Carla Gavazzi (26 February 1913 in Bergamo – 25 May 2008 in Milan) was an Italian operatic soprano, largely based in Italy, and particularly associated with the
verismo repertory.

Carla Gavazzi was one of many talented Italian sopranos from the 1950s, who were eclipsed by the likes of Renata Tebaldi and Maria Callas. She possessed a powerful, warm and vibrant voice combined with expressive delivery and fine musicianship.

Carla Gavazzi as Suzel in L'amico Fritz

She made her debut as Mimi in La bohème, in 1940, and sang throughout Italy in the standard lirico-spinto repertory, encompassing works by Mozart, Puccini and Verdi.

She was also admired in contemporary works such as; Hindemith's Mathis der Maler, Malipiero's La favola del figlio cambiato, Respighi's La campana sommersa, Refice's Margherita da Cortona, Alfano's Cyrano de Bergerac and Risurrezione. Alfano also chose her for the premiere of his song cycle to poetry by Tagore.

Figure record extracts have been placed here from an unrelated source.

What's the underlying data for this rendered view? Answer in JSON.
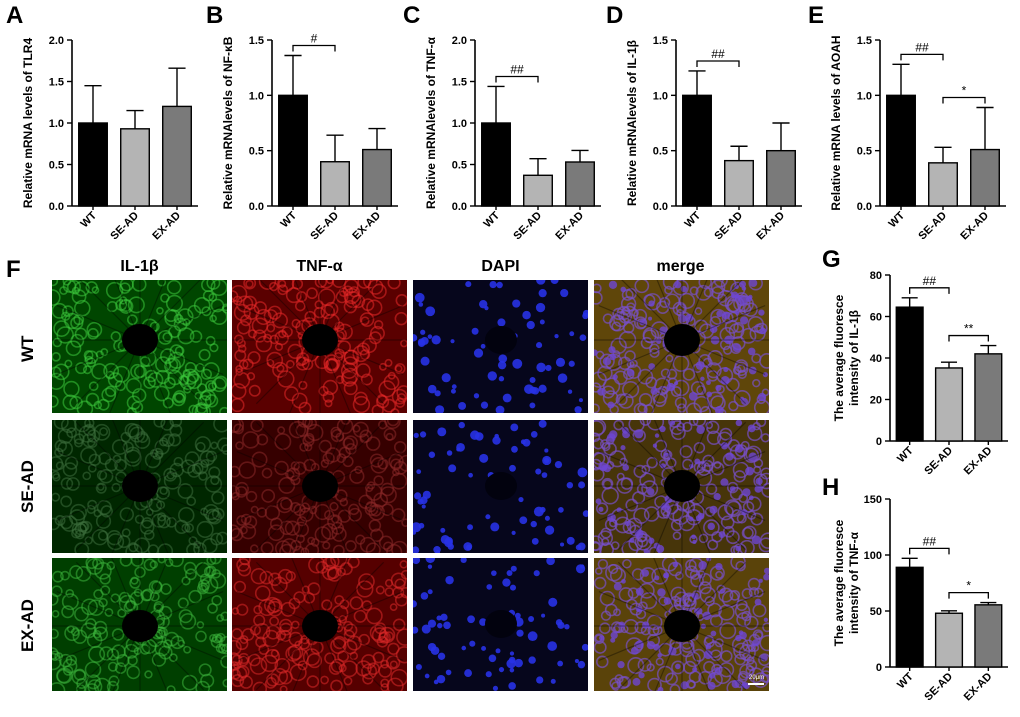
{
  "panels": {
    "A": "A",
    "B": "B",
    "C": "C",
    "D": "D",
    "E": "E",
    "F": "F",
    "G": "G",
    "H": "H"
  },
  "colors": {
    "WT": "#000000",
    "SE-AD": "#b4b4b4",
    "EX-AD": "#7a7a7a",
    "green": "#1a7a1a",
    "red": "#b01818",
    "blue": "#2028c8"
  },
  "micrograph": {
    "columns": [
      "IL-1β",
      "TNF-α",
      "DAPI",
      "merge"
    ],
    "rows": [
      "WT",
      "SE-AD",
      "EX-AD"
    ],
    "scale_bar": "20μm"
  },
  "chart_data": [
    {
      "id": "A",
      "type": "bar",
      "ylabel": "Relative mRNA levels of  TLR4",
      "categories": [
        "WT",
        "SE-AD",
        "EX-AD"
      ],
      "values": [
        1.0,
        0.93,
        1.2
      ],
      "errors": [
        0.45,
        0.22,
        0.46
      ],
      "ylim": [
        0,
        2.0
      ],
      "yticks": [
        "0.0",
        "0.5",
        "1.0",
        "1.5",
        "2.0"
      ],
      "significance": []
    },
    {
      "id": "B",
      "type": "bar",
      "ylabel": "Relative mRNAlevels of  NF-κB",
      "categories": [
        "WT",
        "SE-AD",
        "EX-AD"
      ],
      "values": [
        1.0,
        0.4,
        0.51
      ],
      "errors": [
        0.36,
        0.24,
        0.19
      ],
      "ylim": [
        0,
        1.5
      ],
      "yticks": [
        "0.0",
        "0.5",
        "1.0",
        "1.5"
      ],
      "significance": [
        {
          "from": 0,
          "to": 1,
          "label": "#"
        }
      ]
    },
    {
      "id": "C",
      "type": "bar",
      "ylabel": "Relative mRNAlevels of  TNF-α",
      "categories": [
        "WT",
        "SE-AD",
        "EX-AD"
      ],
      "values": [
        1.0,
        0.37,
        0.53
      ],
      "errors": [
        0.44,
        0.2,
        0.14
      ],
      "ylim": [
        0,
        2.0
      ],
      "yticks": [
        "0.0",
        "0.5",
        "1.0",
        "1.5",
        "2.0"
      ],
      "significance": [
        {
          "from": 0,
          "to": 1,
          "label": "##"
        }
      ]
    },
    {
      "id": "D",
      "type": "bar",
      "ylabel": "Relative mRNAlevels of  IL-1β",
      "categories": [
        "WT",
        "SE-AD",
        "EX-AD"
      ],
      "values": [
        1.0,
        0.41,
        0.5
      ],
      "errors": [
        0.22,
        0.13,
        0.25
      ],
      "ylim": [
        0,
        1.5
      ],
      "yticks": [
        "0.0",
        "0.5",
        "1.0",
        "1.5"
      ],
      "significance": [
        {
          "from": 0,
          "to": 1,
          "label": "##"
        }
      ]
    },
    {
      "id": "E",
      "type": "bar",
      "ylabel": "Relative mRNA levels of  AOAH",
      "categories": [
        "WT",
        "SE-AD",
        "EX-AD"
      ],
      "values": [
        1.0,
        0.39,
        0.51
      ],
      "errors": [
        0.28,
        0.14,
        0.38
      ],
      "ylim": [
        0,
        1.5
      ],
      "yticks": [
        "0.0",
        "0.5",
        "1.0",
        "1.5"
      ],
      "significance": [
        {
          "from": 0,
          "to": 1,
          "label": "##"
        },
        {
          "from": 1,
          "to": 2,
          "label": "*"
        }
      ]
    },
    {
      "id": "G",
      "type": "bar",
      "ylabel": [
        "The average fluoresce",
        "intensity of IL-1β"
      ],
      "categories": [
        "WT",
        "SE-AD",
        "EX-AD"
      ],
      "values": [
        64.5,
        35.2,
        42.0
      ],
      "errors": [
        4.5,
        2.8,
        4.0
      ],
      "ylim": [
        0,
        80
      ],
      "yticks": [
        "0",
        "20",
        "40",
        "60",
        "80"
      ],
      "significance": [
        {
          "from": 0,
          "to": 1,
          "label": "##"
        },
        {
          "from": 1,
          "to": 2,
          "label": "**"
        }
      ]
    },
    {
      "id": "H",
      "type": "bar",
      "ylabel": [
        "The average fluoresce",
        "intensity of TNF-α"
      ],
      "categories": [
        "WT",
        "SE-AD",
        "EX-AD"
      ],
      "values": [
        89.0,
        48.0,
        55.5
      ],
      "errors": [
        8.0,
        2.2,
        2.0
      ],
      "ylim": [
        0,
        150
      ],
      "yticks": [
        "0",
        "50",
        "100",
        "150"
      ],
      "significance": [
        {
          "from": 0,
          "to": 1,
          "label": "##"
        },
        {
          "from": 1,
          "to": 2,
          "label": "*"
        }
      ]
    }
  ]
}
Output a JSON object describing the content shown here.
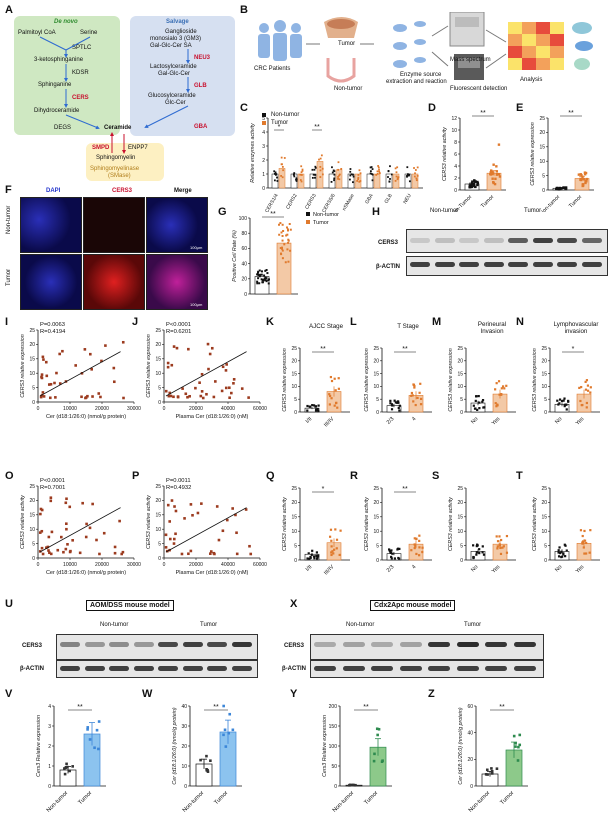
{
  "panels": [
    "A",
    "B",
    "C",
    "D",
    "E",
    "F",
    "G",
    "H",
    "I",
    "J",
    "K",
    "L",
    "M",
    "N",
    "O",
    "P",
    "Q",
    "R",
    "S",
    "T",
    "U",
    "V",
    "W",
    "X",
    "Y",
    "Z"
  ],
  "panelA": {
    "denovo_title": "De novo",
    "salvage_title": "Salvage",
    "denovo": [
      "Palmitoyl CoA",
      "Serine",
      "SPTLC",
      "3-ketosphinganine",
      "KDSR",
      "Sphinganine",
      "CERS",
      "Dihydroceramide",
      "DEGS"
    ],
    "salvage": [
      "Ganglioside",
      "monosialo 3 (GM3)",
      "Gal-Glc-Cer SA",
      "NEU3",
      "Lactosylceramide",
      "Gal-Glc-Cer",
      "GLB",
      "Glucosylceramide",
      "Glc-Cer",
      "GBA"
    ],
    "center": "Ceramide",
    "smase": [
      "SMPD",
      "ENPP7",
      "Sphingomyelin",
      "Sphingomyelinase",
      "(SMase)"
    ]
  },
  "panelB": {
    "labels": [
      "CRC Patients",
      "Tumor",
      "Non-tumor",
      "Enzyme source",
      "extraction and reaction",
      "Mass spectrum",
      "Fluorescent detection",
      "Analysis"
    ]
  },
  "panelC": {
    "ylabel": "Relative enzymes activity",
    "legend": [
      "Non-tumor",
      "Tumor"
    ],
    "categories": [
      "CERS1/4",
      "CERS2",
      "CERS3",
      "CERS5/6",
      "nSMase",
      "GBA",
      "GLB",
      "NEU"
    ],
    "sig": [
      "*",
      "",
      "**",
      "",
      "",
      "",
      "",
      ""
    ]
  },
  "panelD": {
    "ylabel": "CERS3 relative activity",
    "cats": [
      "Non-Tumor",
      "Tumor"
    ],
    "sig": "**"
  },
  "panelE": {
    "ylabel": "CERS3 relative expression",
    "cats": [
      "Non-tumor",
      "Tumor"
    ],
    "sig": "**"
  },
  "panelF": {
    "cols": [
      "DAPI",
      "CERS3",
      "Merge"
    ],
    "rows": [
      "Non-tumor",
      "Tumor"
    ],
    "scale": "100μm"
  },
  "panelG": {
    "ylabel": "Positive Cell Rate (%)",
    "legend": [
      "Non-tumor",
      "Tumor"
    ],
    "sig": "**"
  },
  "panelH": {
    "groups": [
      "Non-tumor",
      "Tumor"
    ],
    "rows": [
      "CERS3",
      "β-ACTIN"
    ]
  },
  "panelI": {
    "stat1": "P=0.0063",
    "stat2": "R=0.4194",
    "xlabel": "Cer (d18:1/26:0) (nmol/g protein)",
    "ylabel": "CERS3 relative expression",
    "xticks": [
      "0",
      "10000",
      "20000",
      "30000"
    ]
  },
  "panelJ": {
    "stat1": "P<0.0001",
    "stat2": "R=0.6201",
    "xlabel": "Plasma Cer (d18:1/26:0) (nM)",
    "ylabel": "CERS3 relative expression",
    "xticks": [
      "0",
      "20000",
      "40000",
      "60000"
    ]
  },
  "panelO": {
    "stat1": "P<0.0001",
    "stat2": "R=0.7001",
    "xlabel": "Cer (d18:1/26:0) (nmol/g protein)",
    "ylabel": "CERS3 relative activity",
    "xticks": [
      "0",
      "10000",
      "20000",
      "30000"
    ]
  },
  "panelP": {
    "stat1": "P=0.0011",
    "stat2": "R=0.4932",
    "xlabel": "Plasma Cer (d18:1/26:0) (nM)",
    "ylabel": "CERS3 relative activity",
    "xticks": [
      "0",
      "20000",
      "40000",
      "60000"
    ]
  },
  "panelK": {
    "title": "AJCC Stage",
    "cats": [
      "I/II",
      "III/IV"
    ],
    "sig": "**",
    "ylabel": "CERS3 relative expression"
  },
  "panelL": {
    "title": "T Stage",
    "cats": [
      "2/3",
      "4"
    ],
    "sig": "**",
    "ylabel": "CERS3 relative expression"
  },
  "panelM": {
    "title": "Perineural Invasion",
    "cats": [
      "No",
      "Yes"
    ],
    "sig": "",
    "ylabel": "CERS3 relative expression"
  },
  "panelN": {
    "title": "Lymphovascular invasion",
    "cats": [
      "No",
      "Yes"
    ],
    "sig": "*",
    "ylabel": "CERS3 relative expression"
  },
  "panelQ": {
    "cats": [
      "I/II",
      "III/IV"
    ],
    "sig": "*",
    "ylabel": "CERS3 relative activity"
  },
  "panelR": {
    "cats": [
      "2/3",
      "4"
    ],
    "sig": "**",
    "ylabel": "CERS3 relative activity"
  },
  "panelS": {
    "cats": [
      "No",
      "Yes"
    ],
    "sig": "",
    "ylabel": "CERS3 relative activity"
  },
  "panelT": {
    "cats": [
      "No",
      "Yes"
    ],
    "sig": "",
    "ylabel": "CERS3 relative activity"
  },
  "panelU": {
    "model": "AOM/DSS mouse model",
    "groups": [
      "Non-tumor",
      "Tumor"
    ],
    "rows": [
      "CERS3",
      "β-ACTIN"
    ]
  },
  "panelX": {
    "model": "Cdx2Apc mouse model",
    "groups": [
      "Non-tumor",
      "Tumor"
    ],
    "rows": [
      "CERS3",
      "β-ACTIN"
    ]
  },
  "panelV": {
    "ylabel": "Cers3 Relative expression",
    "cats": [
      "Non-tumor",
      "Tumor"
    ],
    "sig": "**",
    "yticks": [
      "0",
      "1",
      "2",
      "3",
      "4"
    ]
  },
  "panelW": {
    "ylabel": "Cer (d18:1/26:0) (nmol/g protein)",
    "cats": [
      "Non-tumor",
      "Tumor"
    ],
    "sig": "**",
    "yticks": [
      "0",
      "10",
      "20",
      "30",
      "40"
    ]
  },
  "panelY": {
    "ylabel": "Cers3 Relative expression",
    "cats": [
      "Non-tumor",
      "Tumor"
    ],
    "sig": "**",
    "yticks": [
      "0",
      "50",
      "100",
      "150",
      "200"
    ]
  },
  "panelZ": {
    "ylabel": "Cer (d18:1/26:0) (nmol/g protein)",
    "cats": [
      "Non-tumor",
      "Tumor"
    ],
    "sig": "**",
    "yticks": [
      "0",
      "20",
      "40",
      "60"
    ]
  },
  "chart_data": [
    {
      "type": "bar",
      "panel": "V",
      "categories": [
        "Non-tumor",
        "Tumor"
      ],
      "values": [
        0.8,
        2.6
      ],
      "ylim": [
        0,
        4
      ]
    },
    {
      "type": "bar",
      "panel": "W",
      "categories": [
        "Non-tumor",
        "Tumor"
      ],
      "values": [
        11,
        27
      ],
      "ylim": [
        0,
        40
      ]
    },
    {
      "type": "bar",
      "panel": "Y",
      "categories": [
        "Non-tumor",
        "Tumor"
      ],
      "values": [
        2,
        97
      ],
      "ylim": [
        0,
        200
      ]
    },
    {
      "type": "bar",
      "panel": "Z",
      "categories": [
        "Non-tumor",
        "Tumor"
      ],
      "values": [
        9,
        27
      ],
      "ylim": [
        0,
        60
      ]
    },
    {
      "type": "bar",
      "panel": "G",
      "categories": [
        "Non-tumor",
        "Tumor"
      ],
      "values": [
        23,
        67
      ],
      "ylim": [
        0,
        100
      ]
    }
  ],
  "colors": {
    "orange": "#e07a2d",
    "dark": "#222222",
    "green_fill": "#c9e6b9",
    "green_bar": "#8dc98a",
    "blue_bar": "#8cc3ef",
    "blue_fill": "#d2dff0",
    "yellow_fill": "#fdf0c2"
  }
}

Gavazzi appeared in an Italian television production of Cavalleria rusticana in 1957 and in Jan Schmidt-Garre's film Opera Fanatic in 1998, and made a number of recordings with Cetra in the early 1950s such as Donna Elvira in Don Giovanni, Nedda in Pagliacci, Adriana in Adriana Lecouvreur, and Minnie in La fanciulla del west.

In 1959, family-related reasons caused her to retire from the stage.

==Sources==

- Musicweb-international.com, Christopher Howell, February 2003.
- Opera News, Obituaries, August 2008.